P-Seminar des Gymnasiums Neustadt organisiert erstmals Schüleraustausch mit einer französischen Schule
Chapeau

Dem P-Seminar "Schulpartnerschaft" ist ein Coup gelungen. Die angehenden Abiturienten haben für die neunten Klassen zum ersten Mal in der Geschichte des Neustädter Gymnasiums einen Schüleraustausch mit Frankreich arrangiert. Die Gastgeber empfingen die Franzosen in der Aula.
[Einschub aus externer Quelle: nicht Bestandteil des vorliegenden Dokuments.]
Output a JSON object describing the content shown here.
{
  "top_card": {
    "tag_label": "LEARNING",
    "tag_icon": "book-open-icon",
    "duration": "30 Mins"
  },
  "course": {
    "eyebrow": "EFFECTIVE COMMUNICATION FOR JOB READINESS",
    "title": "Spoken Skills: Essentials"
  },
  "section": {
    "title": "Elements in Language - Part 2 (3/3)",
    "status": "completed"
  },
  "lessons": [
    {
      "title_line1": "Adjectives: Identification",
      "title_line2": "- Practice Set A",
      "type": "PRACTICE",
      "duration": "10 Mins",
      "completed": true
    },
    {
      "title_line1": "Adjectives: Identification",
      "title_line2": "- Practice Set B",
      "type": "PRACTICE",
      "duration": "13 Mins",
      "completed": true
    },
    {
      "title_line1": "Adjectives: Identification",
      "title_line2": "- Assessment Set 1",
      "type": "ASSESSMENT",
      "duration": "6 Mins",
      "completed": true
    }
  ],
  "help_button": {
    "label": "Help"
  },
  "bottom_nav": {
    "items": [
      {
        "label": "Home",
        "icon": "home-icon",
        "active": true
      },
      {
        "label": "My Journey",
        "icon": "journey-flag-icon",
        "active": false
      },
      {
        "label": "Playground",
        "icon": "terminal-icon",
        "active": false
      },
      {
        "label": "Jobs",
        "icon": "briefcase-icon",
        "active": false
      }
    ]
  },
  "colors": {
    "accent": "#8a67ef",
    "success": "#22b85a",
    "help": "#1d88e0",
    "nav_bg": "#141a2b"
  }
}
Bild: hfz

Das ist ein Kracher: Das P-Seminar "Schulpartnerschaft" der Q 12 unter der Leitung von Barbara Bauer hat erstmals einen Schüleraustausch mit einer französischen Schule auf die Beine gestellt. Das Gymnasium auf dem Felix bot den Schülern des Collège Jeanne d'Arc in Aulnoye Aymeries in der Nähe von Lille ein abwechslungsreiches Programm. Die gesamte Organisation übernahm das P-Seminars selbst.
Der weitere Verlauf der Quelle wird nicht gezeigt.